Wyoming’s Washington representatives were not alone in their defense of the former president.

Republican leaders ranging from Speaker of the House Kevin McCarthy (R-Calif.) to House Judiciary Committee Chairman Rep. Jim Jordan (R-Ohio) to many of Trump’s GOP presidential rivals accused the FBI of overreach. Senate Minority Leader Mitch McConnell (R-Ky.) and Minority Whip Sen. John Thune (R-S.D.) have notably remained silent thus far.

Yet many of the former president’s defenses of his conduct may be undercut by his own words.

Trump has repeatedly claimed he, as president, had unilateral authority to declassify information, alleging that even if he were to have wrongfully retained secrets, he must have previously removed any restrictions on his capabilities to do so. In her statement, Hageman pointed to such defenses, claiming Trump as president “had broad authority to decide what documents remained classified.”

But prosecutors obtained a recording in which Trump acknowledged he had the authority to declassify information as president but failed to employ it. “See as president I could have declassified it,” Trump was recorded saying, as he discussed a “highly confidential” attack plan on a foreign nation.

“Now I can’t, you know, but this is still a secret,” Trump added.

Though the political implications of the indictment are still reverberating throughout Washington and Wyoming, Trump’s more immediate concern is no doubt the indictment itself. Should he be found guilty of even just a few of the charges, he could face dozens of years in jail and hundreds of thousands of dollars in fines.

Early on Friday, Trump announced a change in his legal strategy, as several attorneys who previously represented him resigned. He’s now being represented by Todd Blanche, a lawyer also helping him with a matter pertaining to his 2016 “hush money” payments to adult film actor Stormy Daniels.

In perhaps the only bit of good news Trump has received in recent days, his case was randomly assigned to Florida Federal Judge Aileen Cannon, a Trump appointee who previously sided with him during disputes with the FBI over the classified documents investigation.
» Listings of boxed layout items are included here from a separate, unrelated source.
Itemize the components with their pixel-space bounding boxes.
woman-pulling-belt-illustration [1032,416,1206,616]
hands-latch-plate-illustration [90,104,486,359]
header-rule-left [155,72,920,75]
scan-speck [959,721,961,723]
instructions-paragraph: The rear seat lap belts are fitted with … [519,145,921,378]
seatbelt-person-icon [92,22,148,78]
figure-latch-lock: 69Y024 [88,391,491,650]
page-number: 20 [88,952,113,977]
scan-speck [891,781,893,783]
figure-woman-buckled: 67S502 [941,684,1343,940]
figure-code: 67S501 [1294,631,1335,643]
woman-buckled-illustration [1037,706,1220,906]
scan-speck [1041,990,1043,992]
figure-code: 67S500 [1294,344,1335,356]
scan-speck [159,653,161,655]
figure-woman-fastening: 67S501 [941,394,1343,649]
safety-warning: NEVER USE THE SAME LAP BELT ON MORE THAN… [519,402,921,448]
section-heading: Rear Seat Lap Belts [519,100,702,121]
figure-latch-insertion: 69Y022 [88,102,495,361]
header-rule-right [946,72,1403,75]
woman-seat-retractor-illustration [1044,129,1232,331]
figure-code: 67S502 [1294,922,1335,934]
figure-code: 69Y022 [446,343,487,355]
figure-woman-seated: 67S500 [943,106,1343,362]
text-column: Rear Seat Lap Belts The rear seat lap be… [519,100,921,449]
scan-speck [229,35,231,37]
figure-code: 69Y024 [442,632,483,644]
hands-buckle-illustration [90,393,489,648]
But regardless of who will be overseeing the eventual trial, the government has signaled they intend to prosecute Trump to the full extent of the law — and on his own home turf, bringing the charges in Florida rather than Washington.

“The defendants in this case must be presumed innocent until proven guilty beyond a reasonable doubt in a court of law,” Smith, the special counsel, said, noting he intended to seek a “speedy trial.”